Friday, April 5, 2013
Andrew Cusack sent me this, as it was written by a friend of his at the New Criterion:

 In 2008, when I was a college junior, I went home to New Jersey one weekend to visit my family—and almost immediately regretted it. My mother seemed more interested in my romantic life than my academic life: "Have you found a boyfriend yet?"

I dated a lot in college, which really means that I usually had a boyfriend. I was fun and at least outwardly cheerful, got involved with a few groups and causes on campus, spoke up in class, had zany hair, got noticed. 

I was also intensely thoughtless, and had an idea at the time that the more boyfriends or admirers you had, the more successful you were as a woman. This is a really stupid idea, but that's the message I had taken on board, so I went out with guys way longer than I should have, for the sake of having fun, attentive boyfriends, and then broke up with them, sometimes rather abruptly. I looked Betty, but I acted Veronica.
Not being entirely heartless, I felt rather bad about my "fickleness." I was frustrated both with myself and with the guys I went out with. How come I got bored so easily? How come I never met a guy I wanted to permanently commit to? And even though I took an extra year to complete, graduation was looming, and my mother had said it was easier to meet men in college than afterwards. She, of course, had married a brilliant PhD student she met as an undergrad. 
I think I'll lightly skip over what happened next, for once. And--guess what? I discovered that there were still single men around after graduation. There were single men in grad school. There were single men at work. There were single men in parishes. There were single men all over the place. There was absolutely no reason for me to have dreaded my college graduation as the cut-off point after which there would be no more single men. (And for the record, I was better-looking at thirty than I was at twenty-four.)
What did make meeting good men more difficult, after college graduation, was being married (naturally) and then divorced because the experience of an unhappy marriage was the worst thing that had ever happened to me in my sheltered life, and it seriously messed with my head. The annulment procedure, though necessary, was for me traumatic. 
I know a woman, a beautiful woman, who married a college boyfriend who was awful to her, and even before she got divorced or her annulment, met a wonderful man. They were friends, nothing more, because, of course, she was married. However, when she got her divorce and then her annulment, they were free to marry, and did. Now they have children.

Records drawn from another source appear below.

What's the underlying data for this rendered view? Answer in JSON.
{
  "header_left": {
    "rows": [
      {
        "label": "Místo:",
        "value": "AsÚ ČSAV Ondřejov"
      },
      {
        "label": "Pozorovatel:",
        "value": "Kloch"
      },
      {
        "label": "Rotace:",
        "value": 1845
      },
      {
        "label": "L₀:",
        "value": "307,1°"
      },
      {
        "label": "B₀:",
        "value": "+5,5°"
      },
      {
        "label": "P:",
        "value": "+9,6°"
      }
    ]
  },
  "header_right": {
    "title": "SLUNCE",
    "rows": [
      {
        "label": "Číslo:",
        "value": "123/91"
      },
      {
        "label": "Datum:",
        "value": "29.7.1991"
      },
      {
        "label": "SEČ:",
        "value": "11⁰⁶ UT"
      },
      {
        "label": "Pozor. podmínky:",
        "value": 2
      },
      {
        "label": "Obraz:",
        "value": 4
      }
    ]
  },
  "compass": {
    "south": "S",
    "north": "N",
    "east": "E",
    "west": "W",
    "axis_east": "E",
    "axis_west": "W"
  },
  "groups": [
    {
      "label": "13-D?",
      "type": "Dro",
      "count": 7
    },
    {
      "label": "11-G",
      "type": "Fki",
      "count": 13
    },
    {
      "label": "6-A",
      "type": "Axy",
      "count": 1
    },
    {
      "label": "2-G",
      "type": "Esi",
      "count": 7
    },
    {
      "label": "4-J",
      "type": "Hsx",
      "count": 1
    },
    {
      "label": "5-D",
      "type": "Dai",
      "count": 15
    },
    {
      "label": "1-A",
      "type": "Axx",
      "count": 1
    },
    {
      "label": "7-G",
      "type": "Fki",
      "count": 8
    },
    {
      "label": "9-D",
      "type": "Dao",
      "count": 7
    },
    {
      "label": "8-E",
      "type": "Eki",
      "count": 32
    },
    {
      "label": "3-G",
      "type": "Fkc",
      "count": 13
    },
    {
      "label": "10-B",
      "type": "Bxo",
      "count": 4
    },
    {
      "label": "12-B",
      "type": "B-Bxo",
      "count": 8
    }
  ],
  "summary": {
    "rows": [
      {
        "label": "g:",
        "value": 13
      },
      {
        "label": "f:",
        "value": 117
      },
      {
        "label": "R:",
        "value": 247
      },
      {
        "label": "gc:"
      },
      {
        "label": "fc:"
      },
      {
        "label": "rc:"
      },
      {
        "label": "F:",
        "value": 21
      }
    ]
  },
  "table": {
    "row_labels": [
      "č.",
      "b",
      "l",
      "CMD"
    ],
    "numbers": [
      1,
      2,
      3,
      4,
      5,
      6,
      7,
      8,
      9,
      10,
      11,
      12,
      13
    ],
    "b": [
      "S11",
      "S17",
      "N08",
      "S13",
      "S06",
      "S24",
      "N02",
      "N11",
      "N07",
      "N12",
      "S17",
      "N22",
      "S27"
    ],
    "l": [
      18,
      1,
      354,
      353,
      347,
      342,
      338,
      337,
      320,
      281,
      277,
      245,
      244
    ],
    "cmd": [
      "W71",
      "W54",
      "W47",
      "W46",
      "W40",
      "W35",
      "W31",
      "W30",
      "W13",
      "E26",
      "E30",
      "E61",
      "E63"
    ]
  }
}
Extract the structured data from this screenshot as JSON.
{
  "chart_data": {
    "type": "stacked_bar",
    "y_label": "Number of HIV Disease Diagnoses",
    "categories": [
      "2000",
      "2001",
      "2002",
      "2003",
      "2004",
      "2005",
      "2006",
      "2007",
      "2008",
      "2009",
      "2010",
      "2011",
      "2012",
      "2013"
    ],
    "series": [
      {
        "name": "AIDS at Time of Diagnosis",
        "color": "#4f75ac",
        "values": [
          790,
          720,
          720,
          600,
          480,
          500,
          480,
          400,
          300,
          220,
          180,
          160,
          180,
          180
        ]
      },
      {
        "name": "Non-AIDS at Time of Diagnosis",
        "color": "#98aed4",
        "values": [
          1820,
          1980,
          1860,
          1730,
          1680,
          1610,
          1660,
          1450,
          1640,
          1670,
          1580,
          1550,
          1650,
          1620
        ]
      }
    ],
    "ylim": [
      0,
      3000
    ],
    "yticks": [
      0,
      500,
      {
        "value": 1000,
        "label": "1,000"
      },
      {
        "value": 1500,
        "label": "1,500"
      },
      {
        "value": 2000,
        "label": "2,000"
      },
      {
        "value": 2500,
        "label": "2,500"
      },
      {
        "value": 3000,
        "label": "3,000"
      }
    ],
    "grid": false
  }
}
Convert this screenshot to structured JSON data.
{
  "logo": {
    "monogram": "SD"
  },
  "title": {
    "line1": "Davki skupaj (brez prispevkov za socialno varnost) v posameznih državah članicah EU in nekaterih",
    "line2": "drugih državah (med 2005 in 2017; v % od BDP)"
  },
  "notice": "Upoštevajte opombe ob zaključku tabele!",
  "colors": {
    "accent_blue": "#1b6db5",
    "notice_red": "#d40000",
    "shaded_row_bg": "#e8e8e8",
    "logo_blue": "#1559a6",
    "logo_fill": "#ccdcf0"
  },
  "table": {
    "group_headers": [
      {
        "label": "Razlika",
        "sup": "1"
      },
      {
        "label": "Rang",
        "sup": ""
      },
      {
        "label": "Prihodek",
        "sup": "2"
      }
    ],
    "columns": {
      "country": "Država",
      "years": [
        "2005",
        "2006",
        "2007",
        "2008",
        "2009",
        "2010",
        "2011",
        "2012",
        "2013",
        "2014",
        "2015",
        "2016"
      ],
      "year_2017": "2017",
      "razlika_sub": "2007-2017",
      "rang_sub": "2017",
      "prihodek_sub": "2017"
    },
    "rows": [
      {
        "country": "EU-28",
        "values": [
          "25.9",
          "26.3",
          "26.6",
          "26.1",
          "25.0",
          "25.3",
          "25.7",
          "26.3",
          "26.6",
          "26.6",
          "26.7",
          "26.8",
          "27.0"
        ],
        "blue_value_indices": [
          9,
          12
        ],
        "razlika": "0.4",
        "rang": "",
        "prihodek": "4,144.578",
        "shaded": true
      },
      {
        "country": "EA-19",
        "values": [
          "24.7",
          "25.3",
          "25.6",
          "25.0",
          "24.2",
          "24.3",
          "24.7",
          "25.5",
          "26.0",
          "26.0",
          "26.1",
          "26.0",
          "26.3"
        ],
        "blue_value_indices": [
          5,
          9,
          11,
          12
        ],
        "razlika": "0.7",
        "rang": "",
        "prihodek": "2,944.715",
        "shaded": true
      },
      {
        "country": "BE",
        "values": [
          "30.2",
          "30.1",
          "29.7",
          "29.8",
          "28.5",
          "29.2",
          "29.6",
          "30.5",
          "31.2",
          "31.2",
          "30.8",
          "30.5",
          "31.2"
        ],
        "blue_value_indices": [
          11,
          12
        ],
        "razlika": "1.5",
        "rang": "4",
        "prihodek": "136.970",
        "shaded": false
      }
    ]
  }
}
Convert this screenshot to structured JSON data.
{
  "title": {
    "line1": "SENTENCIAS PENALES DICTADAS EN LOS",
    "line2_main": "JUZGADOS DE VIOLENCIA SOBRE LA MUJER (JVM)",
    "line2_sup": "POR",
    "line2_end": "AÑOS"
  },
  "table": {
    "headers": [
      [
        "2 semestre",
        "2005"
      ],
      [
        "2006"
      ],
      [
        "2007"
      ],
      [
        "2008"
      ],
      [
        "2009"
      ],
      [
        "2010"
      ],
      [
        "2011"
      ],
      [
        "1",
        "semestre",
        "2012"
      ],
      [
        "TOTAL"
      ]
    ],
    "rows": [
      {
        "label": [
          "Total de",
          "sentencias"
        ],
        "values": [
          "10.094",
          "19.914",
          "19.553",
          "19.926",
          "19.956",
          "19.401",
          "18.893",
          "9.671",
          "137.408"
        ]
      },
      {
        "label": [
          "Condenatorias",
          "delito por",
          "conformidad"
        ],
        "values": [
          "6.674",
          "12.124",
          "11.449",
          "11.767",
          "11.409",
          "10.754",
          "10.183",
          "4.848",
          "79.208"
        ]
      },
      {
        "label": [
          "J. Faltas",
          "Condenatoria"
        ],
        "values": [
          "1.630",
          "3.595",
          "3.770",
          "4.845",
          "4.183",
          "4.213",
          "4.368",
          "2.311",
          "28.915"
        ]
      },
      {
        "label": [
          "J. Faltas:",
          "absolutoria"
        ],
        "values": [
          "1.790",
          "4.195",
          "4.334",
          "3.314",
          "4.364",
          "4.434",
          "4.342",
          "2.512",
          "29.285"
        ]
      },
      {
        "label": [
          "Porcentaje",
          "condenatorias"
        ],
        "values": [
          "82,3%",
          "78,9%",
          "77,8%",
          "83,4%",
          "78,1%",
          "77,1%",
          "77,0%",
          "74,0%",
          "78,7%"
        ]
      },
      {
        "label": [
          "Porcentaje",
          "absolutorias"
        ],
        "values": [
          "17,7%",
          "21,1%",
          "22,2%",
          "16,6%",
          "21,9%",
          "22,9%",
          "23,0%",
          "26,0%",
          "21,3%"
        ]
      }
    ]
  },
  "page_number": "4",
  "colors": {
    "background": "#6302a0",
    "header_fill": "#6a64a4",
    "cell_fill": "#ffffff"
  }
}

When she told me her story I was grateful because until she did I was the only annulled woman of my generation I knew, and until then I didn't know anyone who knew firsthand what I had gone through. But at the same time I was hit with a wave of despair because it had worked out okay for her in the end. Even before she had escaped her agony, she had met the right man. Did God love her more than me? I feared so.
This was foolish, and although it looks like I remarried too late to have children (the elephant in the Seraphic Singles room), I don't think God loves me any less than a woman who has children. Indeed, I think He may love me just as teensy-weensy bit more, for He sides with the poor, the ill, the widow, the orphan, the refugee and the barren, and He's just got a different job for me. 
And part of that job is to tell the truth about Single Life, and the truth is that your college graduation is NOT NOT NOT your marital expiry date. God has a plan for you, and it may involve you marrying a college sweetheart, but it just as easily may not. 
Sure, if you are inclined to early marriage, then you should be open to meeting guys at college and having "just a coffee" when asked, and giving a marriage-potential guy two more dates/chances before deciding if there's a spark. As soon as you know you just couldn't marry him, then let him know you don't see a future for the two of you. As Catholics or other Christians, we should be above having boyfriends just for the sake of having boyfriends.  But please, for the sake of your future happiness, don't force yourself into commitments because you think there's something wrong with you if you don't feel committed by fourth year.  Everyone is on a different schedule. As hard as it would have been, I was supposed to wait it out.